Easter is the high point of the Christian year. We remember the turning point of history. On Good Friday, we recall God Himself being torn apart as Christ bore our sins on the cross. On Easter Sunday, we celebrate the destruction of our greatest enemy (death) & the prospect of life eternal.
Given the importance of this weekend, how can we best prepare? One way is to look back to how Jesus prepared with his friends. In John 13, we are told how Jesus spent part of his final meal with them: washing feet. He knew the hour had come for him to leave this world (13v1) & that Judas Iscariot was committed to betrayal (13v2). So, Jesus left the table & started doing what was normally the task of lowly servants. On dusty unsealed roads, sandalled feet would get fairly unpleasant & required cleaning – but not by an esteemed teacher. But he explained it this way:
When he had washed their feet and put on his outer garments and resumed his place, he said to them, “Do you understand what I have done to you? You call me Teacher and Lord, and you are right, for so I am.
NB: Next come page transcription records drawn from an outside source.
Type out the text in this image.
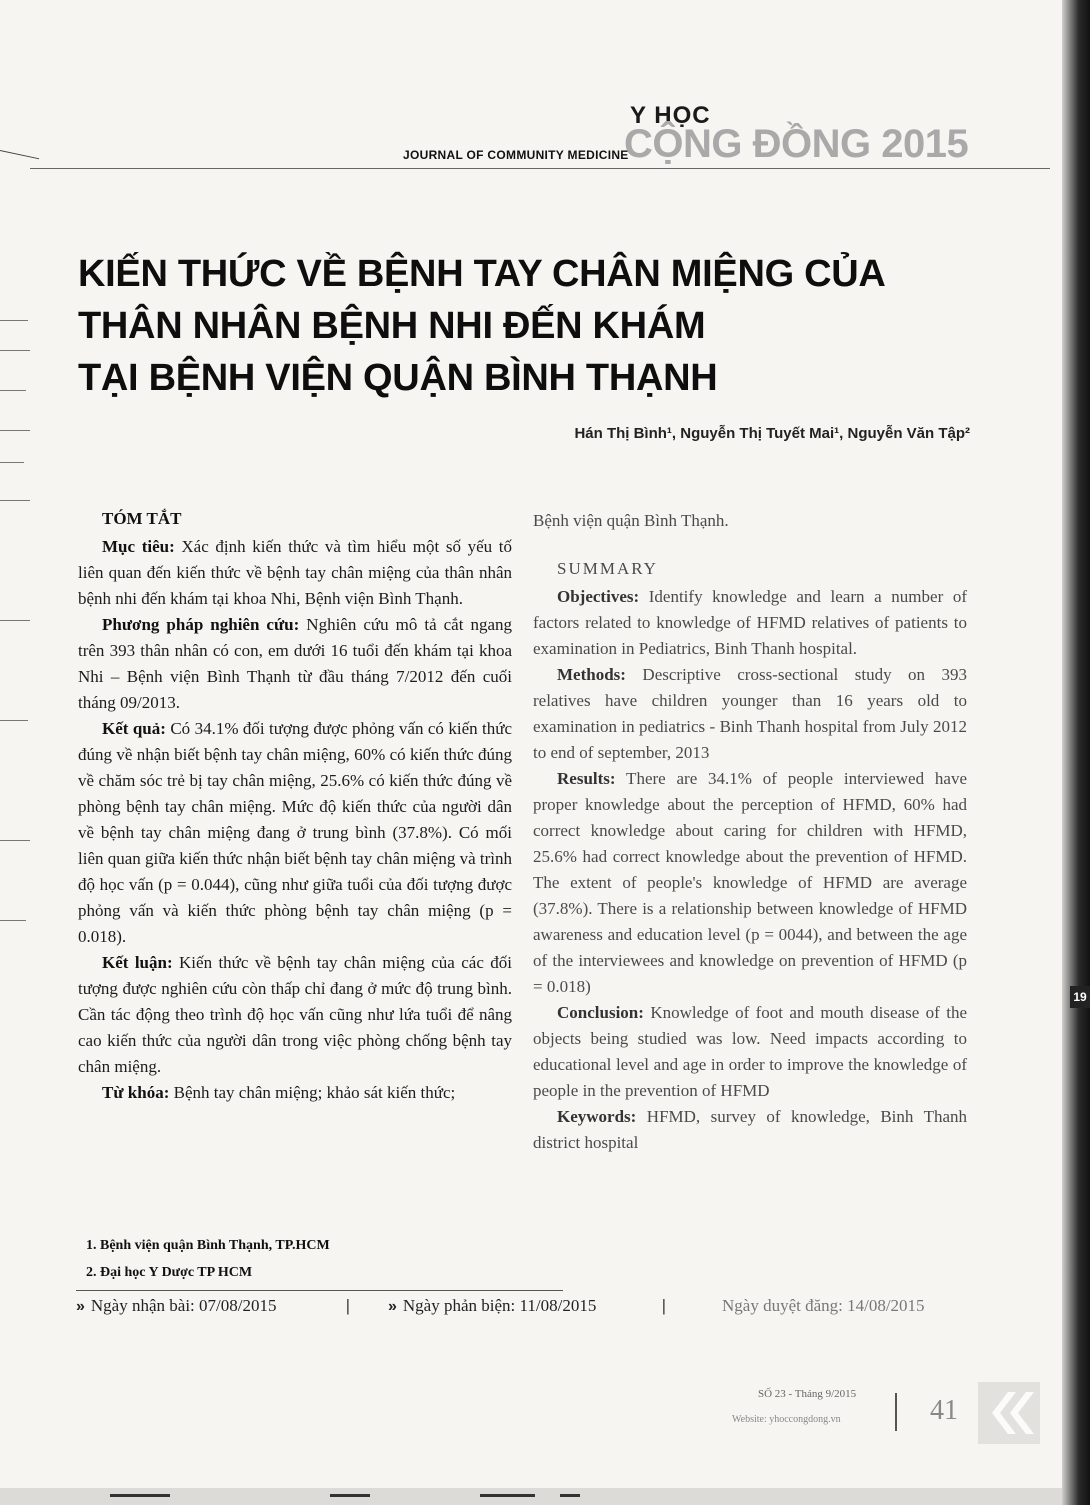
JOURNAL OF COMMUNITY MEDICINE
Y HỌC
CỘNG ĐỒNG 2015
KIẾN THỨC VỀ BỆNH TAY CHÂN MIỆNG CỦA
THÂN NHÂN BỆNH NHI ĐẾN KHÁM
TẠI BỆNH VIỆN QUẬN BÌNH THẠNH
Hán Thị Bình¹, Nguyễn Thị Tuyết Mai¹, Nguyễn Văn Tập²
TÓM TẮT

Mục tiêu: Xác định kiến thức và tìm hiểu một số yếu tố liên quan đến kiến thức về bệnh tay chân miệng của thân nhân bệnh nhi đến khám tại khoa Nhi, Bệnh viện Bình Thạnh.

Phương pháp nghiên cứu: Nghiên cứu mô tả cắt ngang trên 393 thân nhân có con, em dưới 16 tuổi đến khám tại khoa Nhi – Bệnh viện Bình Thạnh từ đầu tháng 7/2012 đến cuối tháng 09/2013.

Kết quả: Có 34.1% đối tượng được phỏng vấn có kiến thức đúng về nhận biết bệnh tay chân miệng, 60% có kiến thức đúng về chăm sóc trẻ bị tay chân miệng, 25.6% có kiến thức đúng về phòng bệnh tay chân miệng. Mức độ kiến thức của người dân về bệnh tay chân miệng đang ở trung bình (37.8%). Có mối liên quan giữa kiến thức nhận biết bệnh tay chân miệng và trình độ học vấn (p = 0.044), cũng như giữa tuổi của đối tượng được phỏng vấn và kiến thức phòng bệnh tay chân miệng (p = 0.018).

Kết luận: Kiến thức về bệnh tay chân miệng của các đối tượng được nghiên cứu còn thấp chỉ đang ở mức độ trung bình. Cần tác động theo trình độ học vấn cũng như lứa tuổi để nâng cao kiến thức của người dân trong việc phòng chống bệnh tay chân miệng.

Từ khóa: Bệnh tay chân miệng; khảo sát kiến thức;

Bệnh viện quận Bình Thạnh.

SUMMARY

Objectives: Identify knowledge and learn a number of factors related to knowledge of HFMD relatives of patients to examination in Pediatrics, Binh Thanh hospital.

Methods: Descriptive cross-sectional study on 393 relatives have children younger than 16 years old to examination in pediatrics - Binh Thanh hospital from July 2012 to end of september, 2013

Results: There are 34.1% of people interviewed have proper knowledge about the perception of HFMD, 60% had correct knowledge about caring for children with HFMD, 25.6% had correct knowledge about the prevention of HFMD. The extent of people's knowledge of HFMD are average (37.8%). There is a relationship between knowledge of HFMD awareness and education level (p = 0044), and between the age of the interviewees and knowledge on prevention of HFMD (p = 0.018)

Conclusion: Knowledge of foot and mouth disease of the objects being studied was low. Need impacts according to educational level and age in order to improve the knowledge of people in the prevention of HFMD

Keywords: HFMD, survey of knowledge, Binh Thanh district hospital

1. Bệnh viện quận Bình Thạnh, TP.HCM
2. Đại học Y Dược TP HCM
» Ngày nhận bài: 07/08/2015	| » Ngày phản biện: 11/08/2015	|	Ngày duyệt đăng: 14/08/2015
SỐ 23 - Tháng 9/2015
Website: yhoccongdong.vn	41
19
If I then, your Lord and Teacher, have washed your feet, you also ought to wash one another’s feet. For I have given you an example, that you also should do just as I have done to you. Truly, truly, I say to you, a servant is not greater than his master, nor is a messenger greater than the one who sent him. If you know these things, blessed are you if you do them. (John 13v12-17)
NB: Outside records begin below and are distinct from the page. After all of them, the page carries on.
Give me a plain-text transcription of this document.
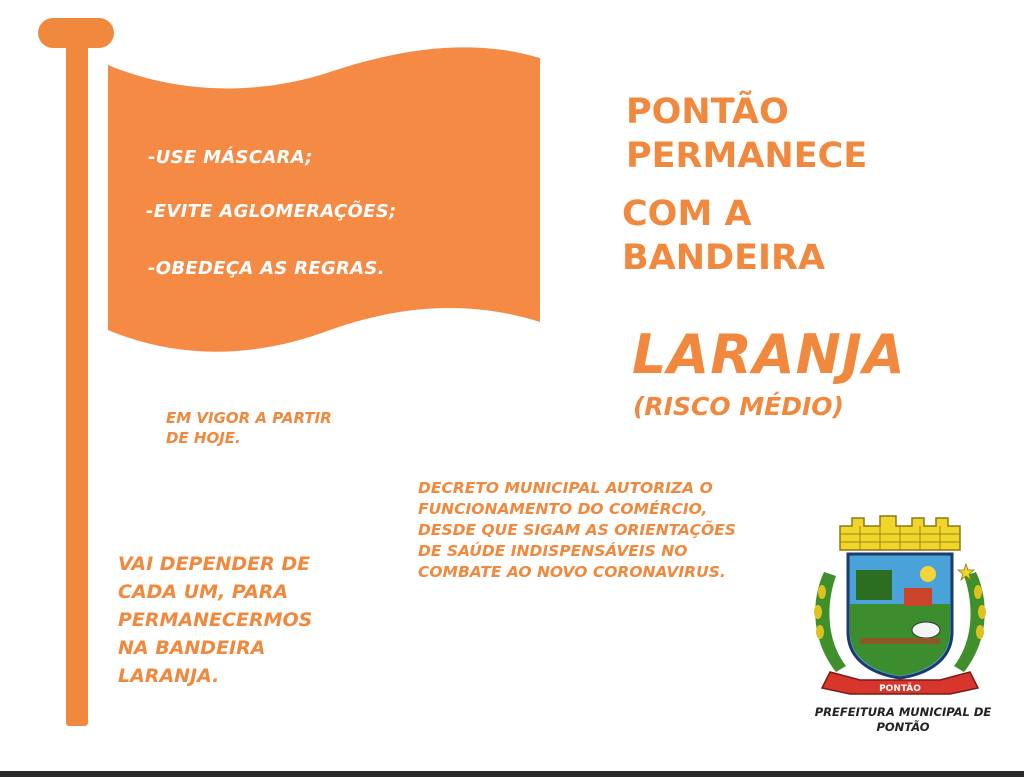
-USE MÁSCARA;
-EVITE AGLOMERAÇÕES;
-OBEDEÇA AS REGRAS.
PONTÃO
PERMANECE
COM A
BANDEIRA
LARANJA
(RISCO MÉDIO)
EM VIGOR A PARTIR
DE HOJE.
DECRETO MUNICIPAL AUTORIZA O
FUNCIONAMENTO DO COMÉRCIO,
DESDE QUE SIGAM AS ORIENTAÇÕES
DE SAÚDE INDISPENSÁVEIS NO
COMBATE AO NOVO CORONAVIRUS.
VAI DEPENDER DE
CADA UM, PARA
PERMANECERMOS
NA BANDEIRA
LARANJA.
PONTÃO
PREFEITURA MUNICIPAL DE
PONTÃO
He did it that they might grasp that what was about to happen to Jesus was him choosing to serve. Our challenge in preparing for Easter is to make sure we reflect that service. Two ways to attempt it:
First, make space to recall how you’ve been served. Don Carson reflects on Jesus last night with His friends (John 13-17):
‘Perhaps one of the most amazing features of this ‘Farewell discourse’, as it has come to be called, is its beginning. It is Jesus who is going to the agony of the cross; it is Jesus who is troubled in spirit. Yet on this night when of all nights it would have been appropriate for his disciples to encourage him & support him, we discover that they can only see their loss. Jesus therefore must encourage them. On the very night he is to taste death on their behalf, he speaks to their confused bewilderment, fickle faith, dim vision & self-absorption; and he says: ‘Do not let your hearts be troubled…’
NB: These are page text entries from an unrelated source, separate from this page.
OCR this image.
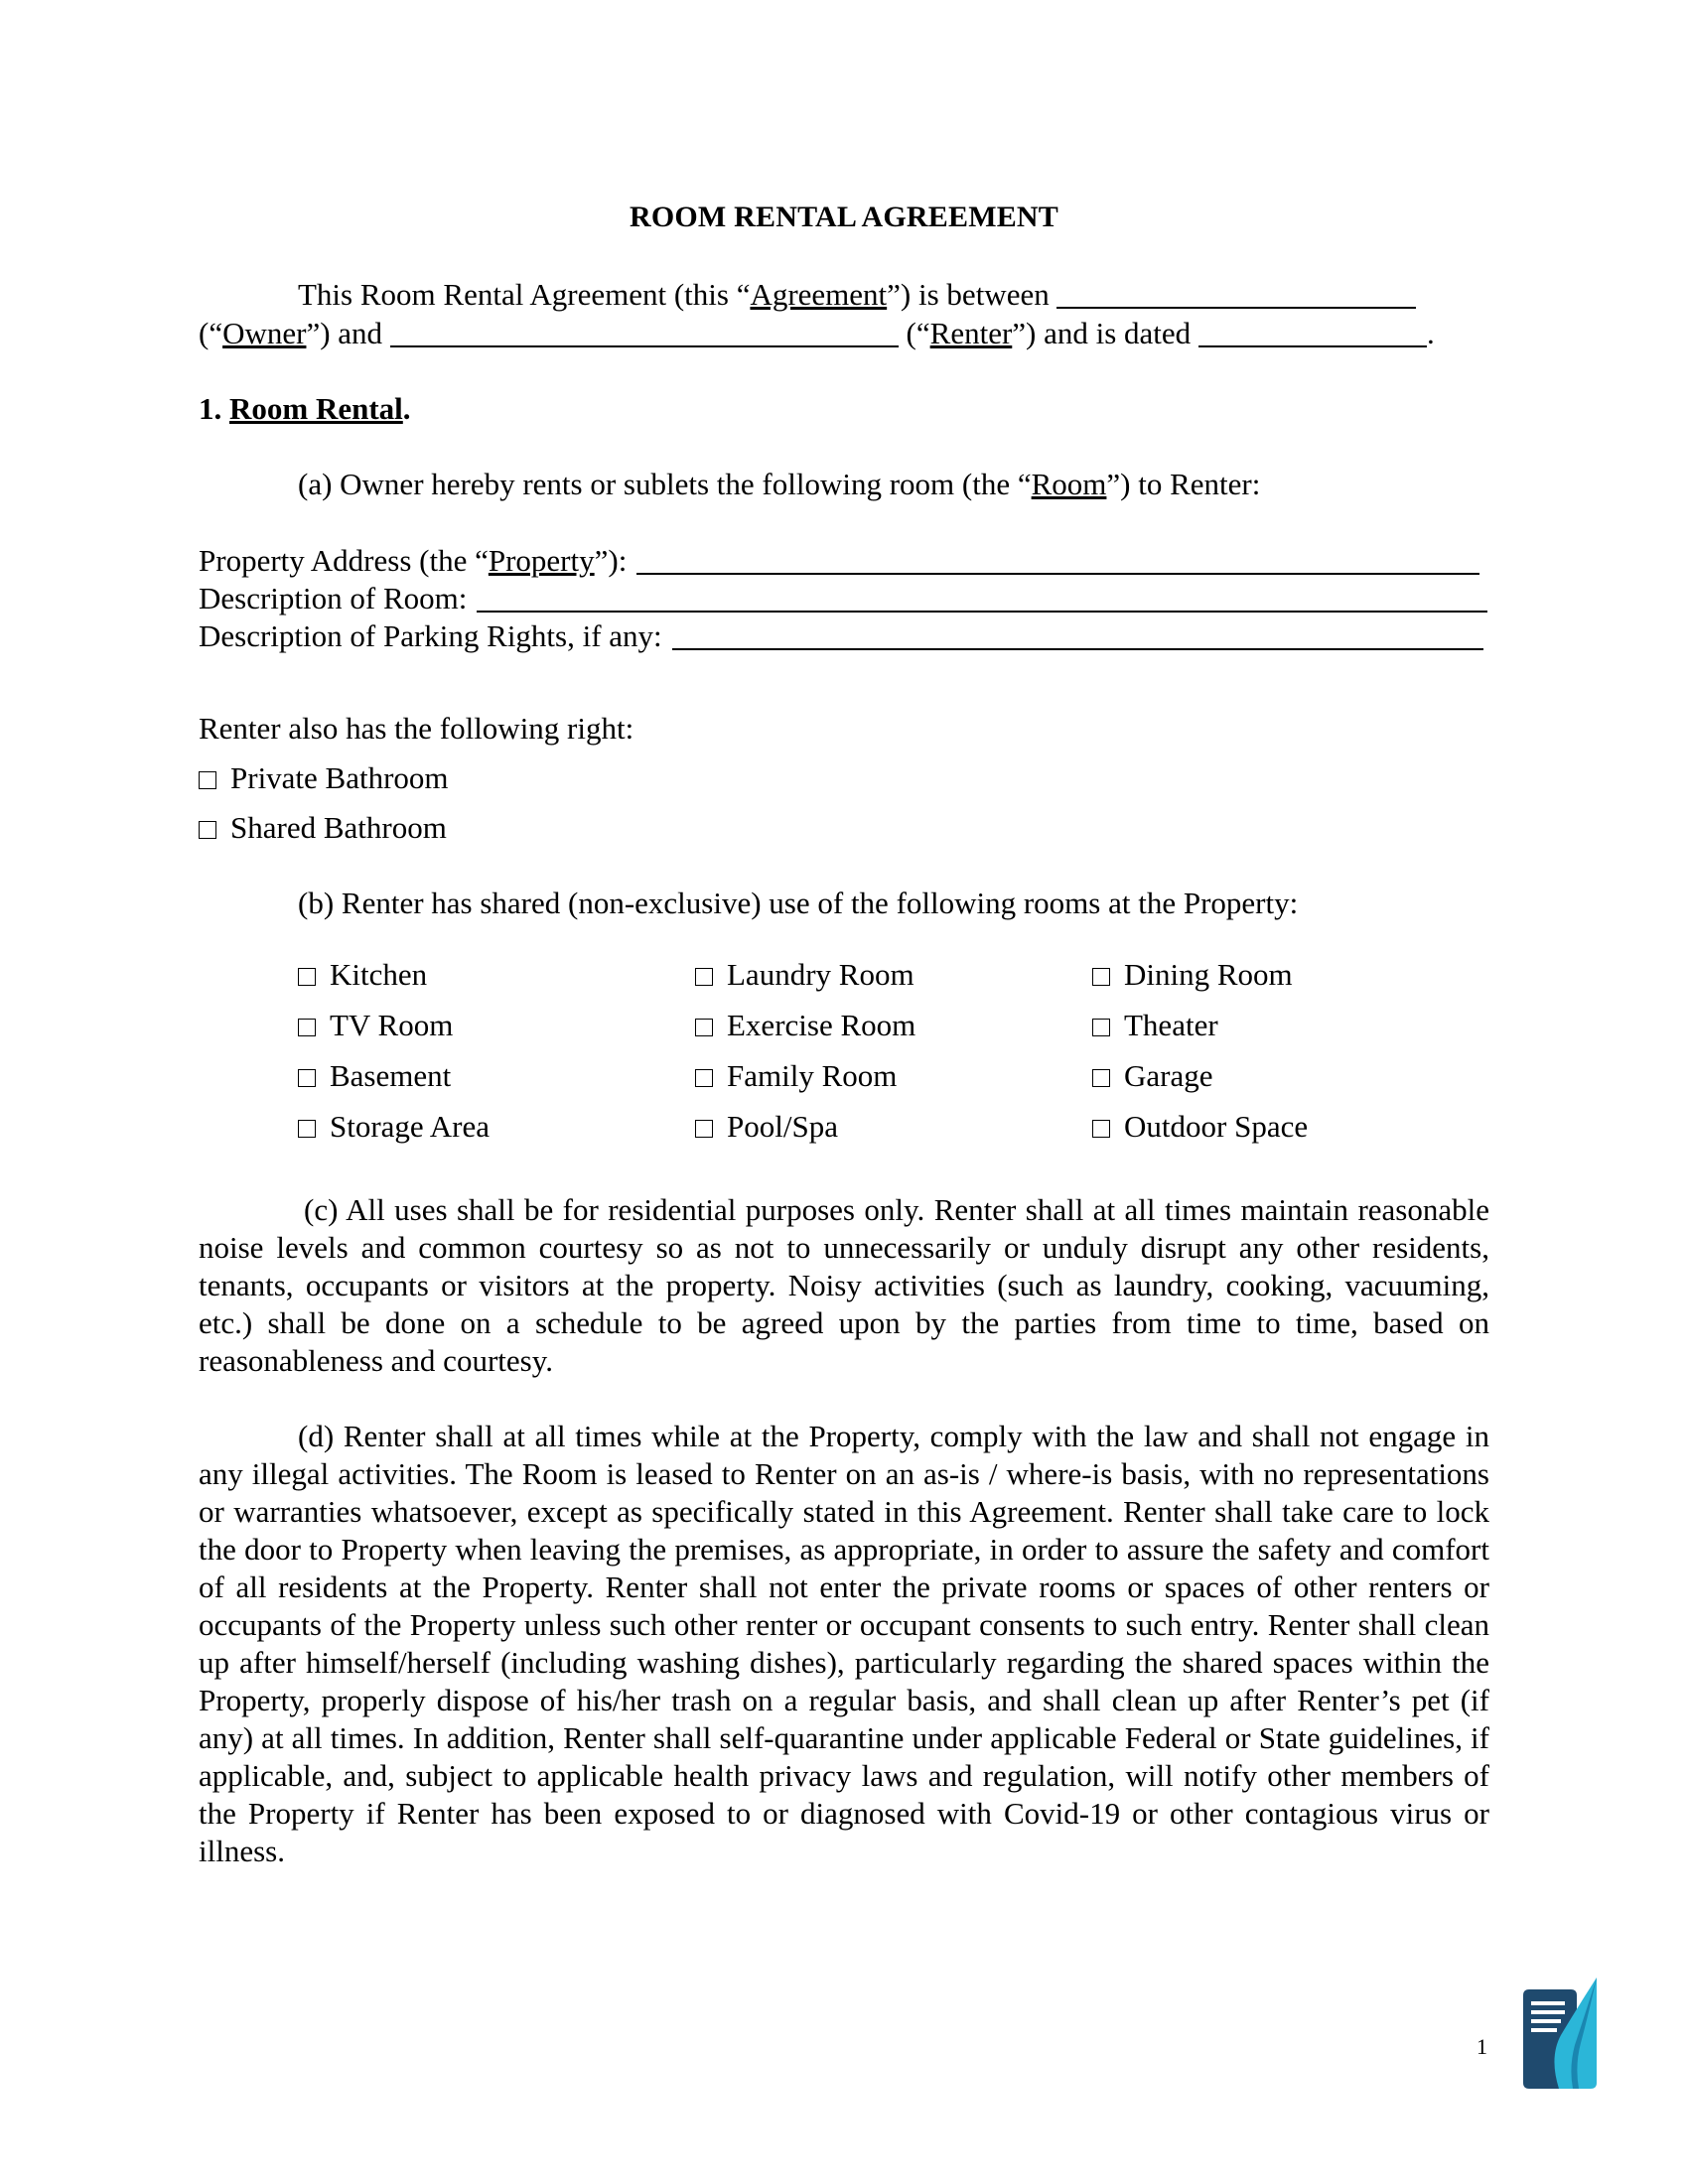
ROOM RENTAL AGREEMENT

This Room Rental Agreement (this “Agreement”) is between
(“Owner”) and	(“Renter”) and is dated	.

1. Room Rental.

(a) Owner hereby rents or sublets the following room (the “Room”) to Renter:

Property Address (the “ Property ”):
Description of Room:
Description of Parking Rights, if any:
Renter also has the following right:
Private Bathroom
Shared Bathroom

(b) Renter has shared (non-exclusive) use of the following rooms at the Property:

Kitchen	Laundry Room	Dining Room
TV Room	Exercise Room	Theater
Basement	Family Room	Garage
Storage Area	Pool/Spa	Outdoor Space

(c) All uses shall be for residential purposes only. Renter shall at all times maintain reasonable noise levels and common courtesy so as not to unnecessarily or unduly disrupt any other residents, tenants, occupants or visitors at the property. Noisy activities (such as laundry, cooking, vacuuming, etc.) shall be done on a schedule to be agreed upon by the parties from time to time, based on reasonableness and courtesy.

(d) Renter shall at all times while at the Property, comply with the law and shall not engage in any illegal activities. The Room is leased to Renter on an as-is / where-is basis, with no representations or warranties whatsoever, except as specifically stated in this Agreement. Renter shall take care to lock the door to Property when leaving the premises, as appropriate, in order to assure the safety and comfort of all residents at the Property. Renter shall not enter the private rooms or spaces of other renters or occupants of the Property unless such other renter or occupant consents to such entry. Renter shall clean up after himself/herself (including washing dishes), particularly regarding the shared spaces within the Property, properly dispose of his/her trash on a regular basis, and shall clean up after Renter’s pet (if any) at all times. In addition, Renter shall self-quarantine under applicable Federal or State guidelines, if applicable, and, subject to applicable health privacy laws and regulation, will notify other members of the Property if Renter has been exposed to or diagnosed with Covid-19 or other contagious virus or illness.

1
Easter reminds us how God sees us in all our weakness, frailty & failure – our inability to serve Him properly – & chooses to serve us completely. On Good Friday it is Jesus, not us, declaring ‘it is finished’. The cleansing of sin & promise of new life is completely done for us. We celebrate because we don’t have to go on long pilgrimages or complex rituals. But it is important that we take the time to appreciate the gift. Make space in the week to pray & to read the ‘passion narratives’ (Matthew’s on Monday, Mark’s on Tuesday etc). Plan the services you’ll be at to join with God’s people & celebrate together. Even if you are going to be away, attend a local service. Create the circumstances to recall His service.
Second, consider who you are serving. Jesus’ sacrifice is a model for us – & it would be foolish for our celebration of Easter to become self-interested. Set aside some of the extra time off to help those with need. Many of our friends & neighbours don’t know the comfort of this weekend; consider who you could serve by sharing the message of Easter with.
Framed in service, I trust this Easter will be a high point of your year!